ただひとり、エレとともにこの場に駆けつけ、アシュレとアスカの逢瀬を目撃してしまったスノウ以外は。
なにがどうなっているのか。
混乱に次ぐ混乱に、判断能力を失い、ただただ、顔を覆い隠した両手の隙間からアシュレの剥き出しの上半身に目線をづけにされたしまったスノウである。
その頭上から、冷静な声が降ってきた。
「と、いうわけだ。我らはこの拠点を放棄し、戦場へと向かう。そなたは、どうするのか?」
ハッとなって顔を上げれば、そこにはすでにエレの手助けを得て着替えを終えたシオンが完全武装で立っていた。
「残るもよし。もし同道し、この國の真実を確かめるというのならそれもよし。ただし、強行軍は覚悟せよ。まさしく疾風怒濤の夜となろうから」
なにを言われたのかわからない。
そういう表情をしたスノウにシオンはそれ以上なにも言わなかった。
ただ展開させた影の包庫の奥から、数着の衣類を取りだすと、アスカと呼ばれた美姫にそれを手渡した。
「アスカ殿下の衣類だ」
「よくこんなものが、あったな」
「アテルイはこうなることを、なかば覚悟していたのだな。だから、己の荷物の半分を、殿下のそれと入れ替えておいたのだ。わたしも……ついさきほどまで気がつかなかったよ」
アスカは裸身のままなにひとつ恥じる様子もなく立ち、それを受け取った。
濡れた黒髪をエレがかいがいしく拭きとっている。
「エレ殿……そうなのか。アテルイはこうなることを知っていたのか?」
「仕掛けのお話をすればそうなりまする」
「なぜ、わたしに相談されなかった」
「イズマさまの判断でございます。兵法の書にもあるように」
「兵は詭道なり、か」
「はい。敵を欺くにはまず味方から」
エレの回答に、アスカは無言だった。
ただ、ブンッ、と音を立て再起動を果たした告死の鋏:アズライールだけが内心を表していた。

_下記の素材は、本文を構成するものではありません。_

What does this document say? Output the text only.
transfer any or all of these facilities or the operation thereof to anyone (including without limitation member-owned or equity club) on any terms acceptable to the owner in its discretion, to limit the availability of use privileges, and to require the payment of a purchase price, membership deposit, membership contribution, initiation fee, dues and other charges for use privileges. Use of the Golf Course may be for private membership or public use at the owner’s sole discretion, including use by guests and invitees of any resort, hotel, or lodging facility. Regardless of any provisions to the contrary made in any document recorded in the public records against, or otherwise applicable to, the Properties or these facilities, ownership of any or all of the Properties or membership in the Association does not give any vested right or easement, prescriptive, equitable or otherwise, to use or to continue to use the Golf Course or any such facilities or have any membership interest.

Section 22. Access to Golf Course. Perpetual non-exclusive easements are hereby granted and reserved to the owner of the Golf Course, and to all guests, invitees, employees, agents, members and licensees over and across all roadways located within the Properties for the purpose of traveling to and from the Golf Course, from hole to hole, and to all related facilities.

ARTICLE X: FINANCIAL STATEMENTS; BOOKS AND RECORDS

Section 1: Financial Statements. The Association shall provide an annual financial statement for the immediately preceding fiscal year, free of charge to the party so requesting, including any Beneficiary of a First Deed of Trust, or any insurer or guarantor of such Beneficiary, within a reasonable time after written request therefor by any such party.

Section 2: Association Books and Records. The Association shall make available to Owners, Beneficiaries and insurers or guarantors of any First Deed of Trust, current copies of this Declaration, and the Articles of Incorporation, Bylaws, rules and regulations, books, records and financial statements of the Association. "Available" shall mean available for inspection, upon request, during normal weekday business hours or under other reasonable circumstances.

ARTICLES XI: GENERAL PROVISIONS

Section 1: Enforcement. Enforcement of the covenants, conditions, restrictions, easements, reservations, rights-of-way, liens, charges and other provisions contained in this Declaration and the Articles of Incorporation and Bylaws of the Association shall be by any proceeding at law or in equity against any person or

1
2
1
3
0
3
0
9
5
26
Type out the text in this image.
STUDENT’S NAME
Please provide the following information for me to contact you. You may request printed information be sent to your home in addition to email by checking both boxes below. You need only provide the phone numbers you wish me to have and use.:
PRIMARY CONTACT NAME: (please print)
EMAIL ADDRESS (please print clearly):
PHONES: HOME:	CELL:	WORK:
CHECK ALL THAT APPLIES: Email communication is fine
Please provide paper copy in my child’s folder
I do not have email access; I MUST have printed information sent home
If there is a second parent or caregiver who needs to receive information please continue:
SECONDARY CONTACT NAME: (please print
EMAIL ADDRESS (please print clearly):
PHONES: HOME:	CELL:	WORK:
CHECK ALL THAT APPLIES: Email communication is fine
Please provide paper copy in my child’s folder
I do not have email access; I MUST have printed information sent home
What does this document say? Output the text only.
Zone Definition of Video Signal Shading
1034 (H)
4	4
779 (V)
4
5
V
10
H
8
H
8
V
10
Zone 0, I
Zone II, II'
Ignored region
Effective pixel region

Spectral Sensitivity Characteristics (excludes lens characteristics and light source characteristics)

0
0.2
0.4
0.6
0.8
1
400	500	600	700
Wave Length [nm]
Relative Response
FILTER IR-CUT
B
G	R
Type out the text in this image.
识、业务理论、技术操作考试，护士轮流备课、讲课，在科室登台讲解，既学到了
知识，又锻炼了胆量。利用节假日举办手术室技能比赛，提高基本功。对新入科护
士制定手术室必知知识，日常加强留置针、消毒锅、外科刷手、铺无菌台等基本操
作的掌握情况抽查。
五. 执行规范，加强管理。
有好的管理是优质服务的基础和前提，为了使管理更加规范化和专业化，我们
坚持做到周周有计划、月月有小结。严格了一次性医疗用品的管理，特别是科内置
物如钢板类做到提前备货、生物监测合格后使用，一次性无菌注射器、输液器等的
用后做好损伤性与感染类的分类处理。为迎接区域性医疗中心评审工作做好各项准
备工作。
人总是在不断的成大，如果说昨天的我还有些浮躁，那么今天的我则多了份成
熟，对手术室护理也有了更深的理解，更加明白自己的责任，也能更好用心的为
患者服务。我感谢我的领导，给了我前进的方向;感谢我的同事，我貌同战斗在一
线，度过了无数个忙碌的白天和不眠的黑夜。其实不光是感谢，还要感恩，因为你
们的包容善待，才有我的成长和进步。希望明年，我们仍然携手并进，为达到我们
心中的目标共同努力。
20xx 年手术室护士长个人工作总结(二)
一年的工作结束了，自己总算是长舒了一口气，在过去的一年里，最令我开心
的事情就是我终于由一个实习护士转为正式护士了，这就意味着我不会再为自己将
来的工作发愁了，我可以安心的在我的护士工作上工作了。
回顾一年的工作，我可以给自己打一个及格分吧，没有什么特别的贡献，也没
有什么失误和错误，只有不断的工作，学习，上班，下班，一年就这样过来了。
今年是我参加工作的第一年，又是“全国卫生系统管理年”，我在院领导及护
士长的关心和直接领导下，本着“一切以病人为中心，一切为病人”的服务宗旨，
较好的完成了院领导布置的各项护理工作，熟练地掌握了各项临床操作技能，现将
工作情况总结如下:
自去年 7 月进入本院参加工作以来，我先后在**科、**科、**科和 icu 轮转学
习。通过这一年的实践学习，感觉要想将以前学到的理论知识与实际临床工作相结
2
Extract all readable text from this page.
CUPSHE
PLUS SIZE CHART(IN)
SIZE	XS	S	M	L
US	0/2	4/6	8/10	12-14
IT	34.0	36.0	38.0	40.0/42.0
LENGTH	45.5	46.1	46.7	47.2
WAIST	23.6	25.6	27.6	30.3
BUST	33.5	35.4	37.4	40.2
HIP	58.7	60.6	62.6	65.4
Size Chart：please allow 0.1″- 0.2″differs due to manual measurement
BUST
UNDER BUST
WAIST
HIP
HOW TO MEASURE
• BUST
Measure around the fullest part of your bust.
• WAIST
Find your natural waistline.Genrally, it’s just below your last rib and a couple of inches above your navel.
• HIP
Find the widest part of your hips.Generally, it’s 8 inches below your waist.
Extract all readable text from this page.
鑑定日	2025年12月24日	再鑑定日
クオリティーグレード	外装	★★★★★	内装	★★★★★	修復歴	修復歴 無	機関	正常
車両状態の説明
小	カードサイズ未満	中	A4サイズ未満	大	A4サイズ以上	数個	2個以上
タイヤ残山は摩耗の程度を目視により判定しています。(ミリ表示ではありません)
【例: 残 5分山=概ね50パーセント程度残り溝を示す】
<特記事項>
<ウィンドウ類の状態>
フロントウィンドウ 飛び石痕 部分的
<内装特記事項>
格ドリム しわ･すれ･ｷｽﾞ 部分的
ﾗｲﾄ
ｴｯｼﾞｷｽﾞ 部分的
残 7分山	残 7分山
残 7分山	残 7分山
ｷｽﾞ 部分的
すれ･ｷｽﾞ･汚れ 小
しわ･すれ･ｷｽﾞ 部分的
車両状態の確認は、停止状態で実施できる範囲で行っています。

「そうでなければ──この策、アスカ殿下はご了承になられませんでしたでしょう?」
「無論」
「で、あれば、我が主:イズマガルムの慧眼というものでございます。なぜならば」
「なぜならば」
「この布陣こそ、現有戦力で考えられうる最強のものだからでございまする」
「一気に本陣を叩け、とそういうのか?」
「しかり」
「アテルイを見捨てて?」
「結果としてそれが、アテルイ殿を救う最善・最速の手段では?」
なるほど……アスカは深呼吸ひとつ、頷いた。
たしかにそうだ。
ギルギシュテン城にはユガディールはいなかった。
イリスも、本体という意味では。
そして、あのとき高空から見通した風景。
奇怪で不吉な──生皮を剥がれた世界の姿が脳裏に甦る。
「聞いての通りだ。アシュレダウ」
どう思うか。
瞳で問うアスカに、アシュレは一秒思案した。
それから答えた。
明瞭、明晰に。
「我々は、たったいまから、トラントリム首都攻略戦に移る。エレ、イズマたちに合図を。我らが狙いはただひとつ、オーバーロード:ユガディールの首級。そして、我が妻、アテルイと……イリスベルダの奪還だ」
奪還、というアシュレの宣言の締めくくり。
それを額面通り捉えたものはだれもいなかった。
そこに含まれた悲痛な決意を、全員が承知していたからだ。
我々の知るイリスを取り戻す──それはこうもいっているのと同じだった。
つまり、それが叶わぬときは。
我々が彼女を討つのだ、と。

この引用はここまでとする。